= Polish American Historical Association =

The Polish American Historical Association (PAHA), founded in 1942, is a scholarly not-for-profit association devoted to the study of Polish-American history and culture.

Originally a section of the larger Polish Institute of Arts and Sciences in America, the PAHA soon became an independent organization. On 11 September 1942, historian Oskar Halecki proposed the founding of an autonomous historical institution and chose Mieczyslaw Haiman of the Polish Museum of America in Chicago as its founding president.

Since 1944 the PAHA has been publishing Polish American Studies, an interdisciplinary journal focused primarily on the social sciences and humanities in relation to the American Polonia. It is currently edited by Anna Jaroszyńska-Kirchmann.

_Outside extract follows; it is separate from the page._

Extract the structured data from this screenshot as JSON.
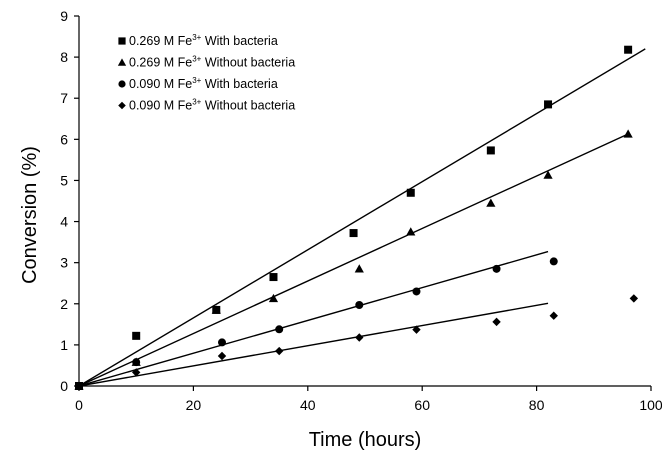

The PAHA is an affiliate of the American Historical Association.

==Structure==
PAHA is governed by a board of directors, elected by the membership of the Association, consisting of eight officers and twelve council members. Elections are held every two years. Lists of current and past officers can be found on the PAHA website.

==Publications==
In addition to its scholarly journal, Polish American Studies, edited by Prof. Anna Jaroszynska-Kirchmann (for the previous 30 years edited by Prof. James Pula), the organization publishes a semi-annual PAHA Newsletter, and a blog (edited by Dr. Anna Muller). The Association's The Polish American Encyclopedia, edited by Prof. James Pula, was published in 2011 by McFarland Books. Other notable publications sponsored by PAHA include James Pula, ed., PAHA: A 75th Anniversary History of the Polish American Historical Association (Polish American Historical Association, 2017) and Ewa E. Barczyk, ed., Footprints of Polonia: Polish Historical Sites Across North America (Hippocrene, 2022).

==Conferences==
Along with the American Historical Association, the PAHA hosts an annual conference. The 79th Annual Meeting took place in Philadelphia in January 2023.

==Awards==
Each year at its annual meeting, PAHA bestows awards for deserving articles, books, scholars, and others. PAHA also bestows Creative Arts Awards, the Pula Distinguished Service Award, and Young Scholar Travel Grants. Most awards are made annually, and some occasionally.

==Special projects==
PAHA makes appeals for memoirs and historical artifacts among Americans of Polish descent to aid in its historical research. PAHA secured archival storage space at the Central Connecticut State Library with strong interest in acquiring firsthand memoirs and documents from the postwar Polish American diaspora and their current descendants.